1 Remark by Governor Ben S. Bernanke Before the National Economists Club, Washington, D.C., November 21, 2002, Deflation: Making Sure “It” Doesn’t Happen Here.
Interestingly, that is what Bernanke was talking about in his classic paper. He suggested that the FOMC could begin by capping yields on “say, bonds maturing within the next two years.” If that was not sufficient, he noted that the Fed could attempt to cap yields at still-longer maturities, say, three to six years.
Participants noted that that is a way for balance sheet and forward guidance to reinforce each other. The fact that a “majority” of participants favored this, at least relative to capping longer-term rates, suggests we should put this higher on the list of possible revisions to tools in the FOMC’s toolkit.
Negative interest rates
For me, the most surprising discussion at the meeting was about negative interest rates.
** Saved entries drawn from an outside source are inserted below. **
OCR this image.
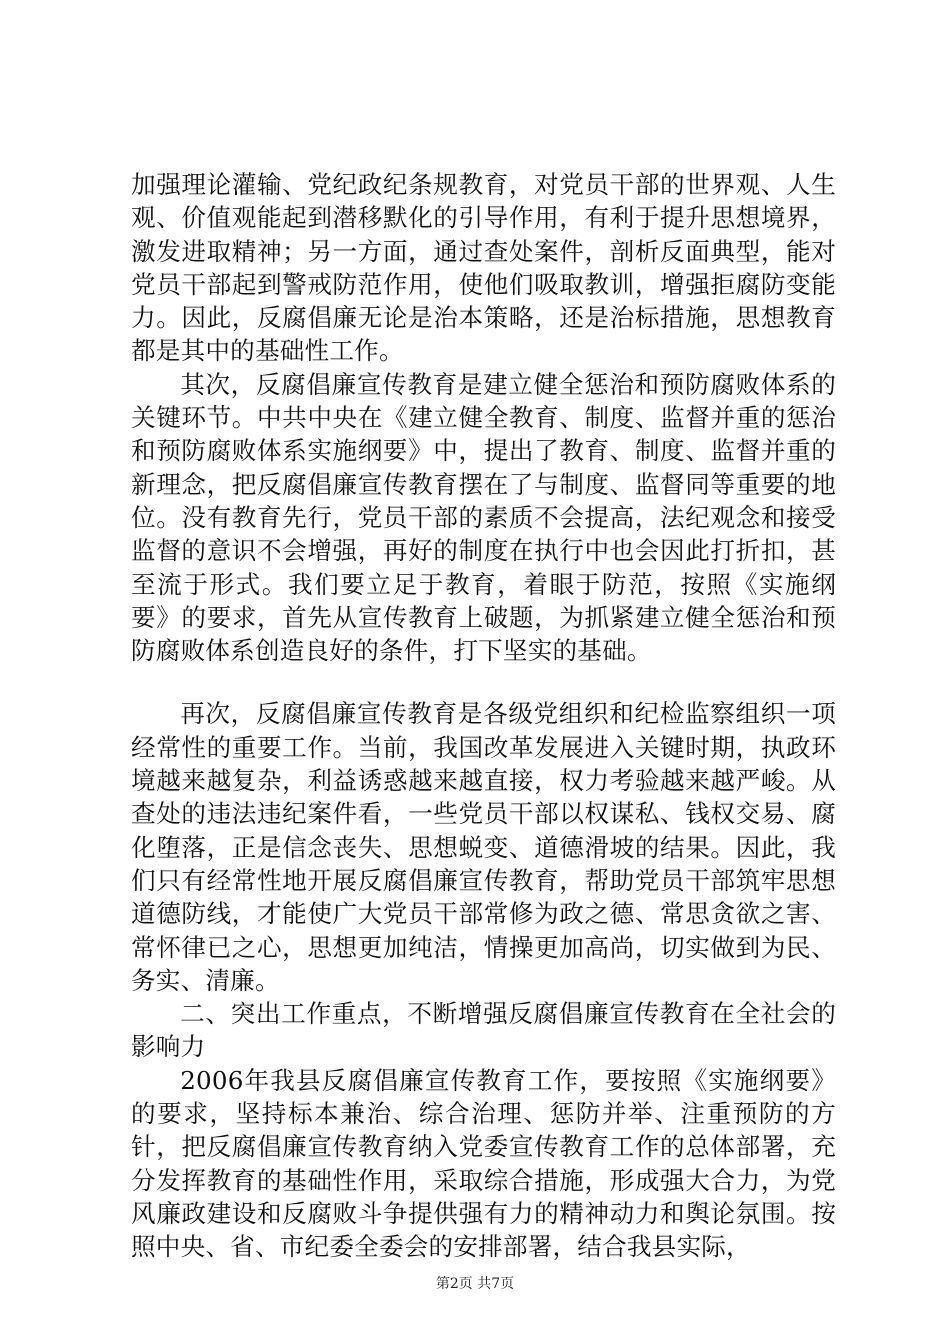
加强理论灌输、党纪政纪条规教育，对党员干部的世界观、人生观、价值观能起到潜移默化的引导作用，有利于提升思想境界，激发进取精神；另一方面，通过查处案件，剖析反面典型，能对党员干部起到警戒防范作用，使他们吸取教训，增强拒腐防变能力。因此，反腐倡廉无论是治本策略，还是治标措施，思想教育都是其中的基础性工作。

其次，反腐倡廉宣传教育是建立健全惩治和预防腐败体系的关键环节。中共中央在《建立健全教育、制度、监督并重的惩治和预防腐败体系实施纲要》中，提出了教育、制度、监督并重的新理念，把反腐倡廉宣传教育摆在了与制度、监督同等重要的地位。没有教育先行，党员干部的素质不会提高，法纪观念和接受监督的意识不会增强，再好的制度在执行中也会因此打折扣，甚至流于形式。我们要立足于教育，着眼于防范，按照《实施纲要》的要求，首先从宣传教育上破题，为抓紧建立健全惩治和预防腐败体系创造良好的条件，打下坚实的基础。

再次，反腐倡廉宣传教育是各级党组织和纪检监察组织一项经常性的重要工作。当前，我国改革发展进入关键时期，执政环境越来越复杂，利益诱惑越来越直接，权力考验越来越严峻。从查处的违法违纪案件看，一些党员干部以权谋私、钱权交易、腐化堕落，正是信念丧失、思想蜕变、道德滑坡的结果。因此，我们只有经常性地开展反腐倡廉宣传教育，帮助党员干部筑牢思想道德防线，才能使广大党员干部常修为政之德、常思贪欲之害、常怀律已之心，思想更加纯洁，情操更加高尚，切实做到为民、务实、清廉。

二、突出工作重点，不断增强反腐倡廉宣传教育在全社会的影响力

2006年我县反腐倡廉宣传教育工作，要按照《实施纲要》的要求，坚持标本兼治、综合治理、惩防并举、注重预防的方针，把反腐倡廉宣传教育纳入党委宣传教育工作的总体部署，充分发挥教育的基础性作用，采取综合措施，形成强大合力，为党风廉政建设和反腐败斗争提供强有力的精神动力和舆论氛围。按照中央、省、市纪委全委会的安排部署，结合我县实际，

第2页 共7页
Individual policymakers came out against negative rates at the very outset of the review and it seemed as though negative interest rates were off the table. Apparently not. The discussion of negative rates began with the usual cautionary comments.
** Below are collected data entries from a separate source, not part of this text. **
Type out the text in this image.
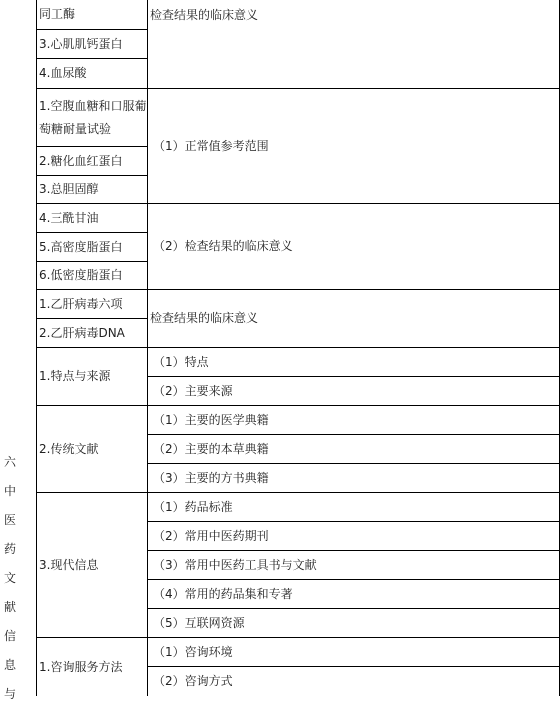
同工酶
3.心肌肌钙蛋白
4.血尿酸
检查结果的临床意义
1.空腹血糖和口服葡萄糖耐量试验
2.糖化血红蛋白
3.总胆固醇
（1）正常值参考范围
4.三酰甘油
5.高密度脂蛋白
6.低密度脂蛋白
（2）检查结果的临床意义
1.乙肝病毒六项
2.乙肝病毒DNA
检查结果的临床意义
六
中
医
药
文
献
信
息
与
1.特点与来源
（1）特点
（2）主要来源
2.传统文献
（1）主要的医学典籍
（2）主要的本草典籍
（3）主要的方书典籍
3.现代信息
（1）药品标准
（2）常用中医药期刊
（3）常用中医药工具书与文献
（4）常用的药品集和专著
（5）互联网资源
1.咨询服务方法
（1）咨询环境
（2）咨询方式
All participants judged that negative interest rates currently did not appear to be an attractive monetary policy tool in the United States
There was limited scope for doing so, the evidence on the effectiveness was limited, and there was concern about adverse effects on the willingness of financial intermediaries to lend and on the behavior of households and businesses. That seemed to reinforce why it was off the table. Then the surprise:
Notwithstanding these considerations, participants did not rule out the possibility that circumstances could arise in which it might be appropriate to reassess the potential role of negative interest rates as a policy tool.
I don’t recall any participant having such a favorable attitude toward negative rates. But this sentiment was attributed not to just a couple, a few, a number, or several participants, but to “participants,” suggesting that it might possibly reflect a widespread view within the Committee. Stay tuned for further discussion of this option!
A program to facilitate lending
The [staff] briefing also discussed lending programs that could facilitate the flow of credit to households or businesses.
This is a direction–funding for lending–pursued by the Bank of England’s Monetary Policy Committee alongside the U.K. Treasury, but I doubt it would receive much consideration from the FOMC. Perhaps participants didn’t want to leave out any potential options. Perhaps they were successful!
Going Forward The Committee is in no rush to come to an agreement about revisions to strategy or tools and, importantly, about substantive revisions to the “Statement on Longer-Run Goals and Monetary Policy Strategy.” It would “take some time” and the process would be “deliberate and patient.” A number of participants judged that the review could be completed around the middle of 2020. Note that only a “number” appeared confident of that! What does that suggest?